I am trying to infer results out of a normal resnet18 model present in torchvision.models attribute. The model is simply trained without any mixed precision learning, purely on FP32.
However, I want to get faster results while inferencing, so I enabled torch.cuda.amp.autocast() function only while running a test inference case.
The code for the same is given below -
model = torchvision.models.resnet18()
model = model.to(device) # Pushing to GPU
# Train the model normally
Without amp -
tensor = torch.rand(1,3,32,32).to(device) # Random tensor for testing
with torch.no_grad():
model.eval()
start = torch.cuda.Event(enable_timing=True)

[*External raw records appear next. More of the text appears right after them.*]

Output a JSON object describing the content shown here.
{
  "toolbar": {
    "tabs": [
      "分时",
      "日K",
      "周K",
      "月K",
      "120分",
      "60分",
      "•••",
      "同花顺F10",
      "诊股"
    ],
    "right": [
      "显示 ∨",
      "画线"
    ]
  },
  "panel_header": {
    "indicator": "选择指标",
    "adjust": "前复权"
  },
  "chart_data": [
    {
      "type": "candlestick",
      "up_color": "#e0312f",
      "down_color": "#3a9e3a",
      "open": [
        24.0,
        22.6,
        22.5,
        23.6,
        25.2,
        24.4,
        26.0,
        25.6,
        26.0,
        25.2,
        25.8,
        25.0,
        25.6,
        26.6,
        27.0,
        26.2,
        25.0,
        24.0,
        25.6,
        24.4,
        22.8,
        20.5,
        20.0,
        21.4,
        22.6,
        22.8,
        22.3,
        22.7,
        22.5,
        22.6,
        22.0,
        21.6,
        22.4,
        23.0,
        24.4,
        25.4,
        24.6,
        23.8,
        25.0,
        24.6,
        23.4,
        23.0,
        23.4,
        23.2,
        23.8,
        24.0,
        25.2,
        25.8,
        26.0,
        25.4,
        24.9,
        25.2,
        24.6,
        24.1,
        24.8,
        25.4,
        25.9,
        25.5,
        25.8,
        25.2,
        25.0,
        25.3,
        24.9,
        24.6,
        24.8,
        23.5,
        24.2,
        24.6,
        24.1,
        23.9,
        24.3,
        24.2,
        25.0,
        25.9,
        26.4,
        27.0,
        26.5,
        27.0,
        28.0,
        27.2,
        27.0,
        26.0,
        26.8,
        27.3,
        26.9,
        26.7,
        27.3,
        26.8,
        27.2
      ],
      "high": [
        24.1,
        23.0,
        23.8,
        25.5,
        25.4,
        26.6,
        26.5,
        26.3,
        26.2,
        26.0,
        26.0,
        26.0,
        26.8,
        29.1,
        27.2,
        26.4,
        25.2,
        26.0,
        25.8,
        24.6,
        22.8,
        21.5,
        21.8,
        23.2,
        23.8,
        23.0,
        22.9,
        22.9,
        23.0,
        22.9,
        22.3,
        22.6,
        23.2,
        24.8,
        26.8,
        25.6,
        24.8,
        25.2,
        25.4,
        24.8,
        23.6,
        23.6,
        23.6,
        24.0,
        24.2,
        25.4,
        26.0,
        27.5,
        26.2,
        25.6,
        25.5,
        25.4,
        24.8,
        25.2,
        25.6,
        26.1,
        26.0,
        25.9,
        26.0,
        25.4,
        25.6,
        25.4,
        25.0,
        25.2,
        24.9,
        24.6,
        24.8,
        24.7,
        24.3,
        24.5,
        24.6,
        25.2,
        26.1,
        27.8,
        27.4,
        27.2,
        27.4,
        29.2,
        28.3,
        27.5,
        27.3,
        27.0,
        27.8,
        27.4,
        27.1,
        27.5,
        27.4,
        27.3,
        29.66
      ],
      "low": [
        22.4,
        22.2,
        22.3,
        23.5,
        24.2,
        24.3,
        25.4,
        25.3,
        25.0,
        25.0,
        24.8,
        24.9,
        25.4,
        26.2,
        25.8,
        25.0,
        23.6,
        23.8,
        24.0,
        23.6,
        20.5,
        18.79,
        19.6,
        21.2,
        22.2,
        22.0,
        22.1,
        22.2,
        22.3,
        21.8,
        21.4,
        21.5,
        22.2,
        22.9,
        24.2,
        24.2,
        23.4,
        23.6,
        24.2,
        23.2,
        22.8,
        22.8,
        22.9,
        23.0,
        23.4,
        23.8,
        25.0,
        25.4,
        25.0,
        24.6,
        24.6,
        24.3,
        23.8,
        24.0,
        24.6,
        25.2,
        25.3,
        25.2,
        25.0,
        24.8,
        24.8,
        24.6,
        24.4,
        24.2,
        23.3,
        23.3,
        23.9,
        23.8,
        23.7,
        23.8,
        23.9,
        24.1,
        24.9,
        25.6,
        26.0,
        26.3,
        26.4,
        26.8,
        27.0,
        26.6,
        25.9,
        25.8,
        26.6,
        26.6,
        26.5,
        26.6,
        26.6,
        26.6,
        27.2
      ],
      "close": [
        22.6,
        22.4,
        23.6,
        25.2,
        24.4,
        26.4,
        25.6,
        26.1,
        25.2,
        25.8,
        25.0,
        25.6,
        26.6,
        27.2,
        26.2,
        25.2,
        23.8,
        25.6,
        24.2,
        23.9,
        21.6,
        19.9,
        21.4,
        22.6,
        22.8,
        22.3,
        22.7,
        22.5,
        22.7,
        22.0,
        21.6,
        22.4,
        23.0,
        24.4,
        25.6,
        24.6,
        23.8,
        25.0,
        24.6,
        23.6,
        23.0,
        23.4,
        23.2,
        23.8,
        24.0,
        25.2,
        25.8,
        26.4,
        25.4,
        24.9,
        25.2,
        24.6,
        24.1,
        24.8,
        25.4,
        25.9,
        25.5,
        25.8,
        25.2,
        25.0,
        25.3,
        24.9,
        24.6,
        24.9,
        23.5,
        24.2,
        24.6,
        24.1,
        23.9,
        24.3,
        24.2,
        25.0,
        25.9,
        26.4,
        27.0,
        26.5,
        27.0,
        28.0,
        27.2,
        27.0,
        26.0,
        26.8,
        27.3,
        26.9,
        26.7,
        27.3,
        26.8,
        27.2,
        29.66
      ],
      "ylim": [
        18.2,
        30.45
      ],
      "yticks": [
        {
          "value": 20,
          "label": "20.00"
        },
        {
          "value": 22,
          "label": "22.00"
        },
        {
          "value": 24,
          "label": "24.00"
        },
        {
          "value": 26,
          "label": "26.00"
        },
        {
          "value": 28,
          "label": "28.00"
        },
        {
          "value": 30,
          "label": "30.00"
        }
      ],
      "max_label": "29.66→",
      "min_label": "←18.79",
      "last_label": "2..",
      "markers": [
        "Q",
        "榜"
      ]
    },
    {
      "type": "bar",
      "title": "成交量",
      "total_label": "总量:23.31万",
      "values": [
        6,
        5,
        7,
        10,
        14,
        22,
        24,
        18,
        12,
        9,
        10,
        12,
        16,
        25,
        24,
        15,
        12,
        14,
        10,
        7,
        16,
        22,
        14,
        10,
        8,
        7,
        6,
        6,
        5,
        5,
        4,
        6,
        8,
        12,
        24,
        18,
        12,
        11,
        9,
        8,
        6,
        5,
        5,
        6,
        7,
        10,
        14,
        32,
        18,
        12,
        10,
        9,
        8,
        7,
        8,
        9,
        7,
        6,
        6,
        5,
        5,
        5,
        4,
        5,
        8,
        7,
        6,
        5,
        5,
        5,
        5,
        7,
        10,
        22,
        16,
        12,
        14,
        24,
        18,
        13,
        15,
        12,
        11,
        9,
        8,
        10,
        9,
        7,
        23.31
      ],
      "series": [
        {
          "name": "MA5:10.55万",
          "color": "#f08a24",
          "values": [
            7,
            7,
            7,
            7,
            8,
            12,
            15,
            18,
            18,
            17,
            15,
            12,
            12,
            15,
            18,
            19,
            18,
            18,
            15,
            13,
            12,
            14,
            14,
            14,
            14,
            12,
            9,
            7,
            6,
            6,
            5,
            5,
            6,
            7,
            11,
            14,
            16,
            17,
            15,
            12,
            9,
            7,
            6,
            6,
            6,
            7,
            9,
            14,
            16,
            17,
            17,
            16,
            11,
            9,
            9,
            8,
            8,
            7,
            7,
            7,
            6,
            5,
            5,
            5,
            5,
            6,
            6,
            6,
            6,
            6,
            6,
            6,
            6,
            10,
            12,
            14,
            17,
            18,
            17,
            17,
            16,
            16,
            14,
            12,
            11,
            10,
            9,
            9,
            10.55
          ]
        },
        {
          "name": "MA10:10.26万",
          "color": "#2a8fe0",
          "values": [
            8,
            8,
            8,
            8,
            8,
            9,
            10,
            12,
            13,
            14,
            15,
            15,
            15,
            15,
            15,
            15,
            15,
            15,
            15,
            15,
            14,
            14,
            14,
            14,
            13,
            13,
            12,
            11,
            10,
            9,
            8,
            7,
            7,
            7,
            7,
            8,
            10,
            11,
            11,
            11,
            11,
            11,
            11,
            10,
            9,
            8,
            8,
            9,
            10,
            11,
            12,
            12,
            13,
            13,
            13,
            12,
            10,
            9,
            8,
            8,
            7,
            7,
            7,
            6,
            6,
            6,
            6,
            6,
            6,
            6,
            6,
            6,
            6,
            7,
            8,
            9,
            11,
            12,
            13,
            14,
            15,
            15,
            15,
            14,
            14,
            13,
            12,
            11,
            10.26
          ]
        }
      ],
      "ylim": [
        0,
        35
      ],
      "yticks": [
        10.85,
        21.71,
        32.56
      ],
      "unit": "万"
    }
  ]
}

end = torch.cuda.Event(enable_timing=True)
model(tensor) # warmup
model(tensor) # warmpup
start.record()
for i in range(20): # total time over 20 iterations
model(tensor)
end.record()
torch.cuda.synchronize()
print('execution time in milliseconds: {}'. format(start.elapsed_time(end)/20))
execution time in milliseconds: 5.264944076538086
With amp -
tensor = torch.rand(1,3,32,32).to(device)
with torch.no_grad():
model.eval()
start = torch.cuda.Event(enable_timing=True)
end = torch.cuda.Event(enable_timing=True)
model(tensor)
model(tensor)
start.record()
with torch.cuda.amp.autocast(): # autocast initialized
for i in range(20):
model(tensor)
end.record()
torch.cuda.synchronize()
print('execution time in milliseconds: {}'. format(start.elapsed_time(end)/20))
execution time in milliseconds: 10.619884490966797
Clearly, the autocast() enabled code is taking double the time. Even, with larger models like resnet50, the timing variation is approximately the same.
Can someone help me out regarding this ? I am running this example on Google Colab and below are the specifications of the GPU
+-----------------------------------------------------------------------------+
| NVIDIA-SMI 465.27 Driver Version: 460.32.03 CUDA Version: 11.2 |
|-------------------------------+----------------------+----------------------+
| GPU Name Persistence-M| Bus-Id Disp.A | Volatile Uncorr. ECC |
| Fan Temp Perf Pwr:Usage/Cap| Memory-Usage | GPU-Util Compute M. |
| | | MIG M. |
|===============================+======================+======================|
| 0 Tesla P100-PCIE... Off | 00000000:00:04.0 Off | 0 |
| N/A 43C P0 28W / 250W | 0MiB / 16280MiB | 0% Default |
| | | N/A |
+-------------------------------+----------------------+----------------------+
+-----------------------------------------------------------------------------+
| Processes: |
| GPU GI CI PID Type Process name GPU Memory |
| ID ID Usage |
|=============================================================================|
| No running processes found |
+-----------------------------------------------------------------------------+
torch.version.cuda == 10.1
torch.__version__ == 1.8.1+cu101
It's most likely because of the GPU you're using - P100, which has 3584 CUDA cores but 0 tensor cores -- the latter of which typically play the main role in mixed precision speedup. You may want to take a quick look at the "Hardware Comparison" section on this article.
If you're stuck to using Colab, the only way I can foresee a possible speedup is if you get assigned a T4, which has tensor cores.
Furthermore, it seems like you're using only a single image / a batch size of 1. If you get a T4, try re-running your benchmarks also using a larger batch size, like maybe 32-64-128-256 etc. You should be able to notice much more visible improvements when you parallelize over batches.